Alan adı sunucular yerine getirdikleri kritik işlev nedeniyle genellikle yedekli olarak çalıştırılırlar. Bilgilerin tutulduğu ana veritabanı birincil alan adı sunucu olarak adlandırılır. İkincil sunucualr birincil alan adı sunucularının verilerini periyodik olarak kendi veritabanına kopyalarlar. Birincil sunucuda herhangi bir problem yaşandığında sorgulama ikinci sunucular üzerinde yapılır.
DNS çözümlemesi birkaç kademede incelenebilir. UlakNet alan adı sunucusunu kullanan bir istemcinin ‘www.ulak.net.tr’ adresini sorguladığı durumda sunucu kendi veritabanında tanımlı olan bu adresi istemciye döndürecektir. Bu, UlakNet alan adı sunucusu ‘ulak.net.tr’ alan adı altında bulunan tanımlar için en yetkili sunucu olduğu için bu şekilde gerçekleşmiştir.

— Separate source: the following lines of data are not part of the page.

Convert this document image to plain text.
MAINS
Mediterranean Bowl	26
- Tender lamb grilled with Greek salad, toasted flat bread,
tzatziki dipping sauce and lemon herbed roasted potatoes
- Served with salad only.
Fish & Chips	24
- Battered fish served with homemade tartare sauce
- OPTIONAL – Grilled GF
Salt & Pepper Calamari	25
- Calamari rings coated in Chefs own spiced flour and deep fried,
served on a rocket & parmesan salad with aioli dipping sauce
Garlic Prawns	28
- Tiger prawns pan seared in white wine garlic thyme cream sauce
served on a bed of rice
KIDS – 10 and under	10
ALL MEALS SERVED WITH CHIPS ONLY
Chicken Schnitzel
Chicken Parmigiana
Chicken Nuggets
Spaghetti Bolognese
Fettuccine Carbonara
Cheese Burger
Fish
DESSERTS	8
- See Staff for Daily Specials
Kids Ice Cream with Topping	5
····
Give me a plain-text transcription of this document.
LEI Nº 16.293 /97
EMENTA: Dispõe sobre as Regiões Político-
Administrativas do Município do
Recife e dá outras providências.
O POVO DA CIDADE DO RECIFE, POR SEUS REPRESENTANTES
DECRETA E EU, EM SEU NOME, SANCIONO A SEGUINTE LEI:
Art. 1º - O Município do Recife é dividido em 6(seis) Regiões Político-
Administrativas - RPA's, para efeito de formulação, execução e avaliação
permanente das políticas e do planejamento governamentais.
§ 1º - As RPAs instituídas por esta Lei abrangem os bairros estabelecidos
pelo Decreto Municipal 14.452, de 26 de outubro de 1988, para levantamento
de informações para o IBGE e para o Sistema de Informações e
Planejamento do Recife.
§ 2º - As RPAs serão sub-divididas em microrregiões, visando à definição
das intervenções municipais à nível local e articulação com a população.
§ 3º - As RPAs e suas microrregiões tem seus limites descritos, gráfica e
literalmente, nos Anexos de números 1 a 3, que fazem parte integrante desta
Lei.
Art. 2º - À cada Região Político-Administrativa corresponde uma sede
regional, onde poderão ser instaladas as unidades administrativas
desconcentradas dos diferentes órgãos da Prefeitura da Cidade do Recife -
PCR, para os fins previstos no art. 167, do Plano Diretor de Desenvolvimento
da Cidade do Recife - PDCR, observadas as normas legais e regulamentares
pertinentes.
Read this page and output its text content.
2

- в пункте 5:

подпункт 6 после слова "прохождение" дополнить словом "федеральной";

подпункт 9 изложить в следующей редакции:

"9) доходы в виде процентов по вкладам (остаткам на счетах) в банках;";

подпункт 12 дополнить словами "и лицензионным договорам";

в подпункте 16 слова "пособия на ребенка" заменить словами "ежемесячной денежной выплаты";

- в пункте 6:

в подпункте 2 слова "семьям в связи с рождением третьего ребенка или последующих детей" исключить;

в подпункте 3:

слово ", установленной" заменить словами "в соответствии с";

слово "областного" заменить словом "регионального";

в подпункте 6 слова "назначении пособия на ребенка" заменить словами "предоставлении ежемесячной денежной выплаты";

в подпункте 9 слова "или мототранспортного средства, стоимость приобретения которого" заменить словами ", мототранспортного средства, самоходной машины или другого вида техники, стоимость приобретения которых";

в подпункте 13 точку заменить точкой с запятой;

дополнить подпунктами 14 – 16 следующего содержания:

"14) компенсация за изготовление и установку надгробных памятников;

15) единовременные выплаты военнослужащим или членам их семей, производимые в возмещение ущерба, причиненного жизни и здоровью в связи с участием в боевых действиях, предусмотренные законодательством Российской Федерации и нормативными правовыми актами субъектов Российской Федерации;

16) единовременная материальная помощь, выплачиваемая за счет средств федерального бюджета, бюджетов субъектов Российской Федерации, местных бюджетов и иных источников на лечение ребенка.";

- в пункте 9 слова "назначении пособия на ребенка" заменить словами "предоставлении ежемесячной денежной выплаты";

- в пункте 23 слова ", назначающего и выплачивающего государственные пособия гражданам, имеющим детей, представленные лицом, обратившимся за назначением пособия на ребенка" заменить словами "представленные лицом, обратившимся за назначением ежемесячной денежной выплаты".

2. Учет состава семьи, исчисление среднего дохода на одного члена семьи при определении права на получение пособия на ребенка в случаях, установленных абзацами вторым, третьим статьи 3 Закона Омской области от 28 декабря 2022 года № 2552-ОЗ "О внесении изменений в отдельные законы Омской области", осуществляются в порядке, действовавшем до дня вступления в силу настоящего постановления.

Şekil 3’te bu sorgunun nasıl gerçekleştirildiği görülmektedir.
Şekil 3
Görüldüğü gibi istemci ‘www.ulak.net.tr’ adresini bu alan adı için en yetkili durumdaki alan adı sunucusunda sorgulamış ve bu adrese tanımlanmış IP adresi cevap olarak döndürülmüştür.
Benzer bir sorgulamayı Amerika kıtasında ‘ns.digex.net’ adlı alan adı sunucuyu kullanan bir istemcinin yaptığı durum incelenebilir.
‘ns.digex.net’ kendisine sorulan ‘www.ulak.net.tr’ için herhangi bir bilgiye sahip değildir. Bu yüzden kendi veritabanında tanımlı olan en üst seviye alan adı sunucularına (root-servers, daha sonra detaylı olarak açıklanacaktır) bu adresi sorar. Bu sunucu (a.root-servers.net) da ‘www.ulak.net.tr’ için kesin bilgiye sahip değildir. Ancak ‘.tr’ üst seviye alan adının ‘ns1.metu.edu.tr’ sunucusu tarafından kontrol edildiğini bilmektedir. Bu yüzden, ‘ns.digex.net’e sorguyu ‘ns1.metu.edu.tr’ üzerinde yapması bilgisini iletir. ‘ns.digex.net’ bu kez aynı adresi ‘ns1.metu.edu.tr’ üzerinde sorgulayacaktır. Ancak bu sunucu da ‘www.ulak.net.tr’ için kesin adresi bilemeyecek ve sorgunun ‘ulak.net.tr’ alan adı sunucusu olan ‘ns.ulak.net.tr’ adresine yönlendirilmesini bildirecektir. Son olarak ‘ns.digex.net’, ‘www.ulak.net.tr’ adresini ‘ns.ulak.ne.tr’ üzerinde sorgulayacak ve ‘ns.ulak.net.tr’ kendi veritabanında ‘www.ulak.net.tr’ için tanımlı olan 193.140.83.9 adresini döndürecektir. Bu bilgiye ulaşan ‘ns.digex.net’ de kendi istemcisine bu bilgiyi iletecektir.
Bu sorgulama şekil 4’te gösterilmiştir.